Kara Moriarty, head of the Alaska Oil and Gas Association, the industry trade group in the state, said oil companies are largely focused on drilling within existing fields, rather than launching big new projects.

“If you want more jobs, you have to have more activity,” she said.

Projects on hold

In Alaska, drilling activity plunged after the pandemic was declared and remains slow compared to pre-pandemic years, according to data from the Alaska Oil and Gas Conservation Commission.

The industry completed 291 wells in the two years before March 11, 2020.

It completed 138 the next two years, the data shows.

Two major projects in Alaska that could sharply boost jobs are on hold or uncertain, industry observers say.

ConocoPhillips’ Willow prospect is undergoing a new round of federal review after a federal judge ruled in favor of conservation groups that had sued to stop it.

Also, Oil Search’s Pikka prospect faces major financing questions as banks withhold financing for Arctic projects following pressure from climate activists. And Oil Search’s merger last year with Santos, a larger Australian oil company, has raised uncertainty about Pikka’s future.

Santos, now the parent of Oil Search, said in a prepared statement that it employs about 150 people in Alaska, primarily located in Anchorage.

“At Santos, we are focused on controlling costs and not the fluctuation in oil prices,” the statement said.

The company will maintain that low-cost model as it works toward making a final investment decision on Pikka, the statement said.

Tara Stevens, a spokeswoman for ConocoPhillips, said in an email that the recent increase in oil prices is a promising indicator of future industry growth. But high oil prices don’t immediately result in growth, she said.

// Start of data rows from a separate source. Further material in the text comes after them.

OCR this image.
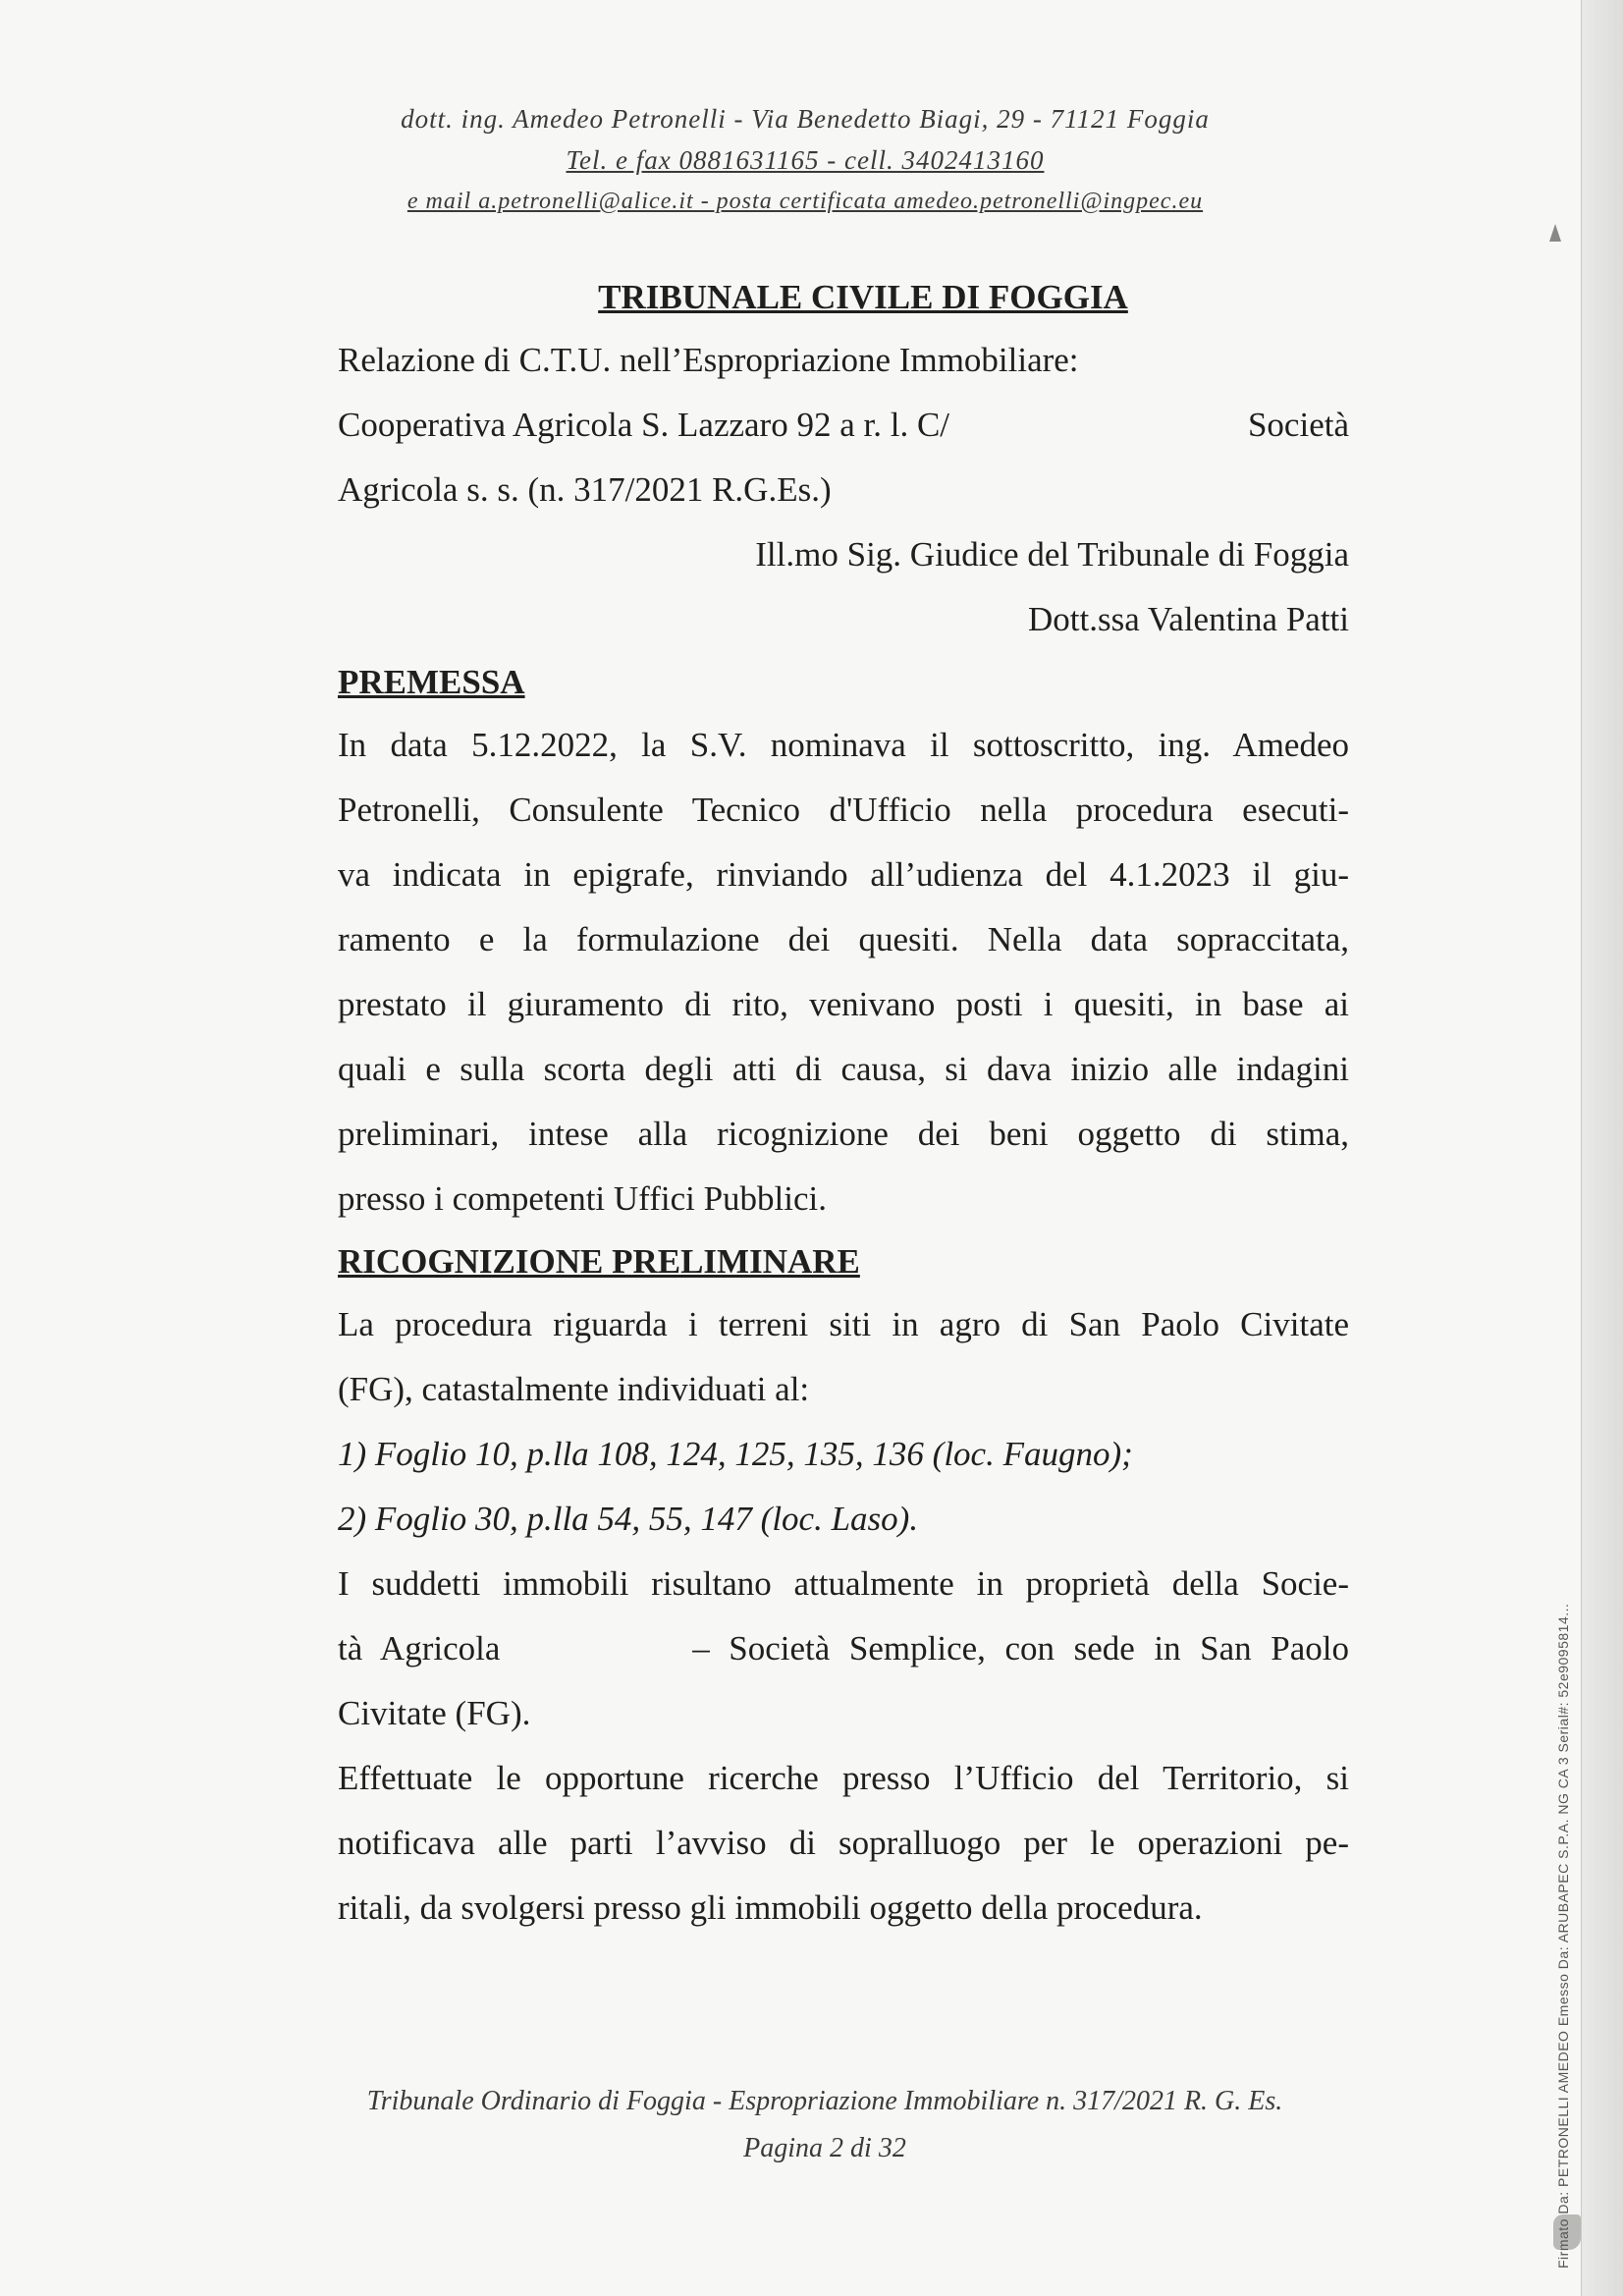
dott. ing. Amedeo Petronelli - Via Benedetto Biagi, 29 - 71121 Foggia
Tel. e fax 0881631165 - cell. 3402413160
e mail a.petronelli@alice.it - posta certificata amedeo.petronelli@ingpec.eu
TRIBUNALE CIVILE DI FOGGIA

Relazione di C.T.U. nell’Espropriazione Immobiliare:

Cooperativa Agricola S. Lazzaro 92 a r. l. C/	Società

Agricola s. s. (n. 317/2021 R.G.Es.)

Ill.mo Sig. Giudice del Tribunale di Foggia

Dott.ssa Valentina Patti

PREMESSA

In data 5.12.2022, la S.V. nominava il sottoscritto, ing. Amedeo

Petronelli, Consulente Tecnico d'Ufficio nella procedura esecuti-

va indicata in epigrafe, rinviando all’udienza del 4.1.2023 il giu-

ramento e la formulazione dei quesiti. Nella data sopraccitata,

prestato il giuramento di rito, venivano posti i quesiti, in base ai

quali e sulla scorta degli atti di causa, si dava inizio alle indagini

preliminari, intese alla ricognizione dei beni oggetto di stima,

presso i competenti Uffici Pubblici.

RICOGNIZIONE PRELIMINARE

La procedura riguarda i terreni siti in agro di San Paolo Civitate

(FG), catastalmente individuati al:

1) Foglio 10, p.lla 108, 124, 125, 135, 136 (loc. Faugno);

2) Foglio 30, p.lla 54, 55, 147 (loc. Laso).

I suddetti immobili risultano attualmente in proprietà della Socie-

tà Agricola          – Società Semplice, con sede in San Paolo

Civitate (FG).

Effettuate le opportune ricerche presso l’Ufficio del Territorio, si

notificava alle parti l’avviso di sopralluogo per le operazioni pe-

ritali, da svolgersi presso gli immobili oggetto della procedura.

Tribunale Ordinario di Foggia - Espropriazione Immobiliare n. 317/2021 R. G. Es.
Pagina 2 di 32	Firmato Da: PETRONELLI AMEDEO Emesso Da: ARUBAPEC S.P.A. NG CA 3 Serial#: 52e9095814...
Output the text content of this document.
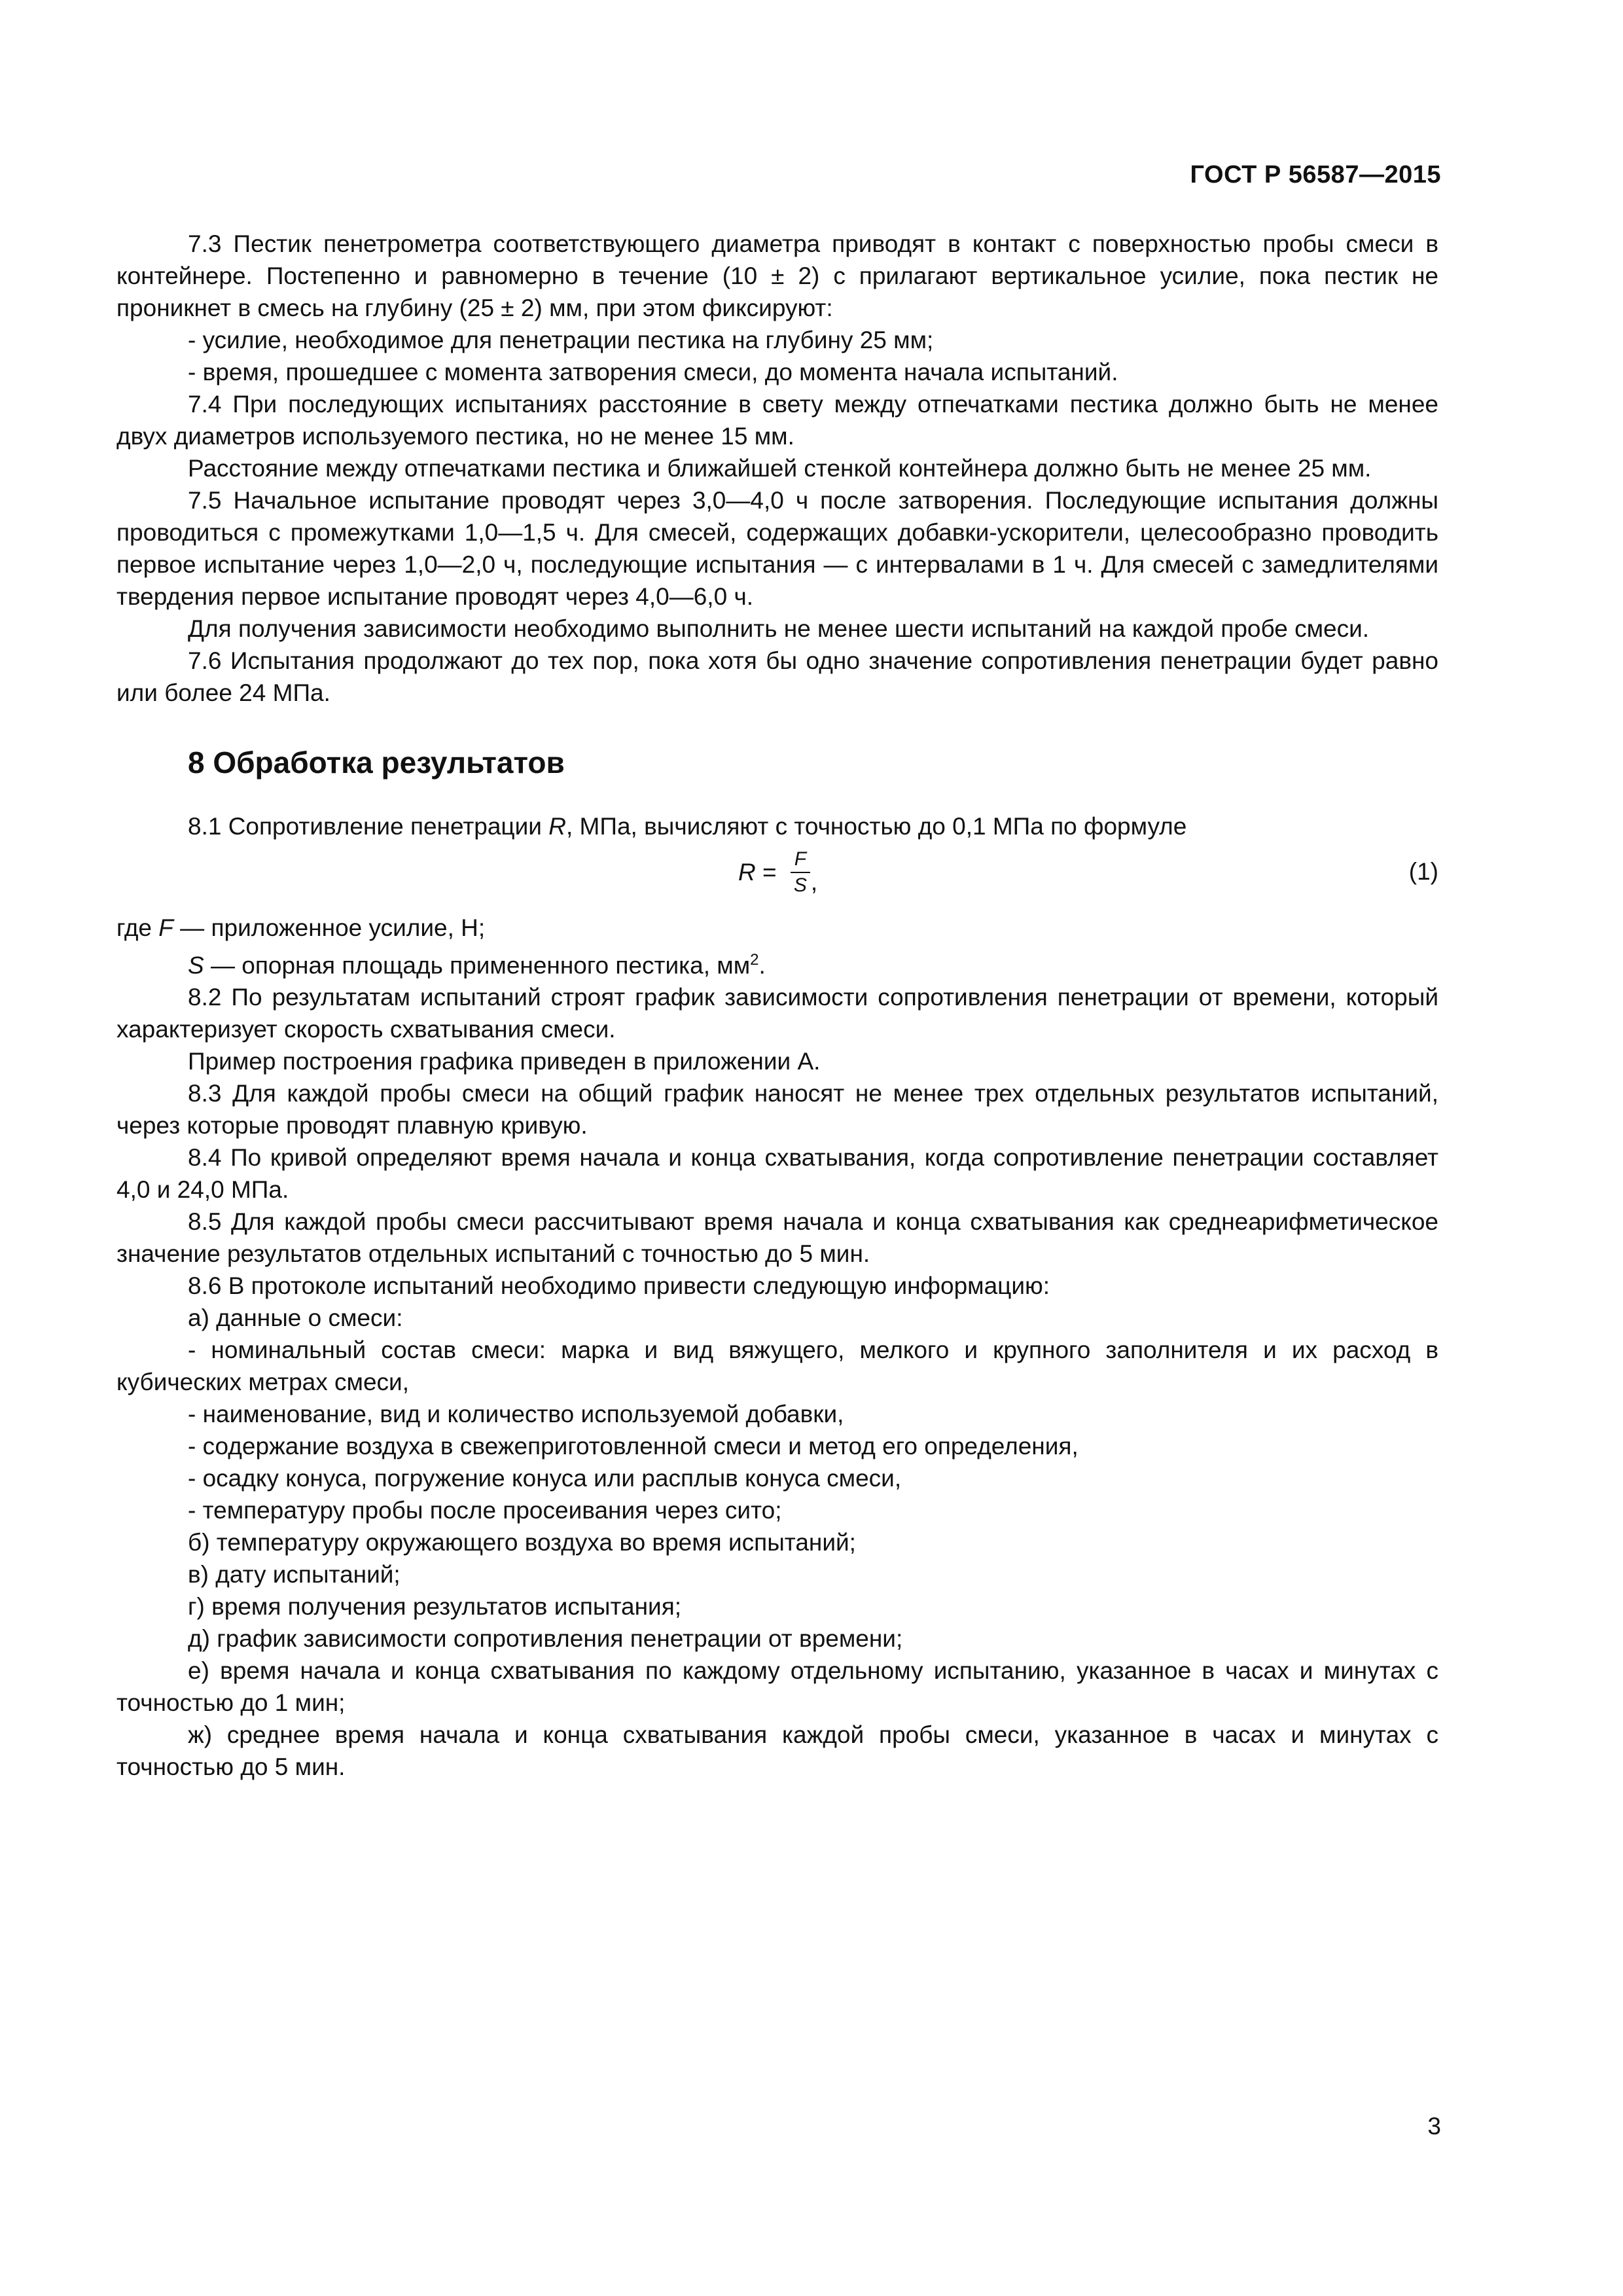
ГОСТ Р 56587—2015

7.3 Пестик пенетрометра соответствующего диаметра приводят в контакт с поверхностью пробы смеси в контейнере. Постепенно и равномерно в течение (10 ± 2) с прилагают вертикальное усилие, пока пестик не проникнет в смесь на глубину (25 ± 2) мм, при этом фиксируют:

- усилие, необходимое для пенетрации пестика на глубину 25 мм;

- время, прошедшее с момента затворения смеси, до момента начала испытаний.

7.4 При последующих испытаниях расстояние в свету между отпечатками пестика должно быть не менее двух диаметров используемого пестика, но не менее 15 мм.

Расстояние между отпечатками пестика и ближайшей стенкой контейнера должно быть не менее 25 мм.

7.5 Начальное испытание проводят через 3,0—4,0 ч после затворения. Последующие испытания должны проводиться с промежутками 1,0—1,5 ч. Для смесей, содержащих добавки-ускорители, целесообразно проводить первое испытание через 1,0—2,0 ч, последующие испытания — с интервалами в 1 ч. Для смесей с замедлителями твердения первое испытание проводят через 4,0—6,0 ч.

Для получения зависимости необходимо выполнить не менее шести испытаний на каждой пробе смеси.

7.6 Испытания продолжают до тех пор, пока хотя бы одно значение сопротивления пенетрации будет равно или более 24 МПа.

8 Обработка результатов

8.1 Сопротивление пенетрации R, МПа, вычисляют с точностью до 0,1 МПа по формуле

$R = \frac{F}{S}$ ,	(1)

где F — приложенное усилие, Н;

S — опорная площадь примененного пестика, $мм^2$.

8.2 По результатам испытаний строят график зависимости сопротивления пенетрации от времени, который характеризует скорость схватывания смеси.

Пример построения графика приведен в приложении А.

8.3 Для каждой пробы смеси на общий график наносят не менее трех отдельных результатов испытаний, через которые проводят плавную кривую.

8.4 По кривой определяют время начала и конца схватывания, когда сопротивление пенетрации составляет 4,0 и 24,0 МПа.

8.5 Для каждой пробы смеси рассчитывают время начала и конца схватывания как среднеарифметическое значение результатов отдельных испытаний с точностью до 5 мин.

8.6 В протоколе испытаний необходимо привести следующую информацию:

а) данные о смеси:

- номинальный состав смеси: марка и вид вяжущего, мелкого и крупного заполнителя и их расход в кубических метрах смеси,

- наименование, вид и количество используемой добавки,

- содержание воздуха в свежеприготовленной смеси и метод его определения,

- осадку конуса, погружение конуса или расплыв конуса смеси,

- температуру пробы после просеивания через сито;

б) температуру окружающего воздуха во время испытаний;

в) дату испытаний;

г) время получения результатов испытания;

д) график зависимости сопротивления пенетрации от времени;

е) время начала и конца схватывания по каждому отдельному испытанию, указанное в часах и минутах с точностью до 1 мин;

ж) среднее время начала и конца схватывания каждой пробы смеси, указанное в часах и минутах с точностью до 5 мин.

3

She said ConocoPhillips in Alaska is focused on expanding drilling and production in existing fields, which includes projects in the Alpine field, Greater Mooses Tooth-2 and Fiord West, where new oil production started in recent months.

ConocoPhillips’ workforce of 960 has held steady the past two years while capital spending in Alaska has remained stable, she said.

Willow is an $8 billion project that could create more than 2,000 construction jobs and 300 permanent jobs, she said.

With the supplemental environmental review underway, ConocoPhillips has not made a final decision to invest in the project.